# Wikipedia Article Scraper

Author:  Devin Patel  
Purpose: To scrape a random selection wikipedia articles.

## Scraper

In [1]:
# Imports
from bs4 import BeautifulSoup   # For HTML parsing
import requests                 # HTTP requests
import re                       # Regular expressions

In [2]:
# Request wikipedia page and return main content
# Returns tuple (page_title, {'subsection_title': 'subsection_content'})
def wikipage(url):
    page_dict = {}
    FIRST_SECTION = 'Overview'
    
    try:
    
        page = requests.get(url)

        # Parse main content portion of page
        soop = BeautifulSoup(page.text, 'html')
        main_content = soop.find('main', {'id': 'content', 'class': 'mw-body'})
        
        
        # Parse article title
        page_title = soop.find('span', {'class': 'mw-page-title-main'}).text
        
        # Parse subsections
        article_contents = main_content.find_all('div', {'class': 'mw-parser-output'})
        for content in article_contents:
            if not content.find('span', {'typeof': 'mw:File'}):
                article_contents = content
        
        subsections = article_contents.find_all(['h2', 'p'])
        
        current_section = FIRST_SECTION
        
        # Read each paragraph, collect them into a dictionary. Stop at Notes section.
        for sub in subsections:
            # Check if 2nd level header is met. If so, change current section.
            if sub.name == 'h2':
                if sub.find('span', {'id': 'Notes'}):
                    break
                
                sub_header = sub.find('span', {'class': 'mw-headline'})
                current_section = sub_header.text
                
            
            # Check if paragraph is met.
            elif sub.name == 'p' and sub.text:
                # Remove footnote references using regex
                sub_text = re.sub(r'\[\d+\]', '', sub.text).strip()
                
                # If the paragraph is just whitespace, skip it
                if not sub_text: continue
                
                # Append paragraph to current section
                if not current_section in page_dict.keys():
                    page_dict[current_section] = sub_text
                else:
                    page_dict[current_section] += sub_text
    
    except Exception as e:
        return None
    # End of for loop
    return (page_title, page_dict)
# End of wikipage()

In [3]:
# Output status bar
def progress_bar(progress, total):
    percent = 100 * (progress / float(total))
    bar = '█' * int(percent) + '-' * (100 - int(percent))
    print(f"\r|{bar}| {percent:.2f}%", end="\r")

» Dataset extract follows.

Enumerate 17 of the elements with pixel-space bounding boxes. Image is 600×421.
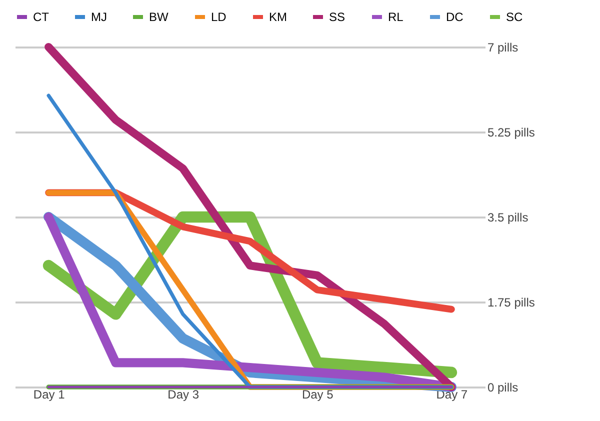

# Loop and collect a number of random wikipedia pages
COUNT = 100
RANDOM_URL = 'https://en.wikipedia.org/wiki/Special:Random'

# Will contain tuples (page_title, {'subsection_title': 'subsection_content'})
articles = []

while len(articles) < COUNT:
    page = wikipage(RANDOM_URL)
    if page and page[1]:
        articles.append(page)
    progress_bar(len(articles), COUNT)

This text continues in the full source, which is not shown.